Мне хотелось крикнуть: «Я ничего не хочу слышать»; я избегал встреч с людьми, которые были с ней знакомы, не хотел знать даже дня ее свадьбы. Единственная новость, которой мне не удалось избежать, было сообщение о том, что она вышла замуж. Мне хотелось крикнуть, глядя прямо в воспаленные глаза Гилберта: «Я могу выдержать, только если ничего не узнаю». Но он продолжал:
– Джеффри Холлис работает в детской больнице, они живут в Эйлсбери.

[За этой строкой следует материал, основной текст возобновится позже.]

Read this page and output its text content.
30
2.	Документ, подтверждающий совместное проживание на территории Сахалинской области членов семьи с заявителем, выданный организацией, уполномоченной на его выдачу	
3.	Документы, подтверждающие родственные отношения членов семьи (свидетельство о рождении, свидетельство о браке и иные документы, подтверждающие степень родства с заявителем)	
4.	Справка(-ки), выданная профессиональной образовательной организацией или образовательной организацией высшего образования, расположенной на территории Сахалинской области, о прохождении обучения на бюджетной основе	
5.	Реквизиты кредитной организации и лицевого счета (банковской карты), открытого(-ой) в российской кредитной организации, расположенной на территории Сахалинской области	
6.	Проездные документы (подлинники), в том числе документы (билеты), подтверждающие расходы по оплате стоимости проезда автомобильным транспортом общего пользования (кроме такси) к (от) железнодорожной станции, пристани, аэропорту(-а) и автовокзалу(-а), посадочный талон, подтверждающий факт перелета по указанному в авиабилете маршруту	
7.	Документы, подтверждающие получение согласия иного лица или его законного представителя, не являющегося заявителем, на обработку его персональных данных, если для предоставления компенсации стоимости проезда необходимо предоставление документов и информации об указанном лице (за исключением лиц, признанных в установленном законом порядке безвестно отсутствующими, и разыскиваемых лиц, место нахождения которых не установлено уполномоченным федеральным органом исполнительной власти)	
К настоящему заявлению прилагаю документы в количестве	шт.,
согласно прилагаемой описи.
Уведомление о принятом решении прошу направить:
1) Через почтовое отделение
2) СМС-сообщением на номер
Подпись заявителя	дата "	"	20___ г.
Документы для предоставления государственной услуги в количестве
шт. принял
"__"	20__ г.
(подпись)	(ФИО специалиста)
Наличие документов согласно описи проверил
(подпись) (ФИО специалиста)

У нее, наверное, все будет в порядке.
– Прекрасно.
– Он, конечно, по уши влюблен в нее.
– Прекрасно, – повторил я.
– Есть еще кое-что.
– Вот как? – услышал я свой собственный голос, глухой, безразличный, словно я пытался оградить себя от этих новостей.
– Она ждет ребенка.
И так как я ничего не ответил, он продолжал:
– Это очень важно для нее, правда?
– Да.
– Разумеется, – сказал Гилберт, – она не могла забеременеть более, чем месяц или два…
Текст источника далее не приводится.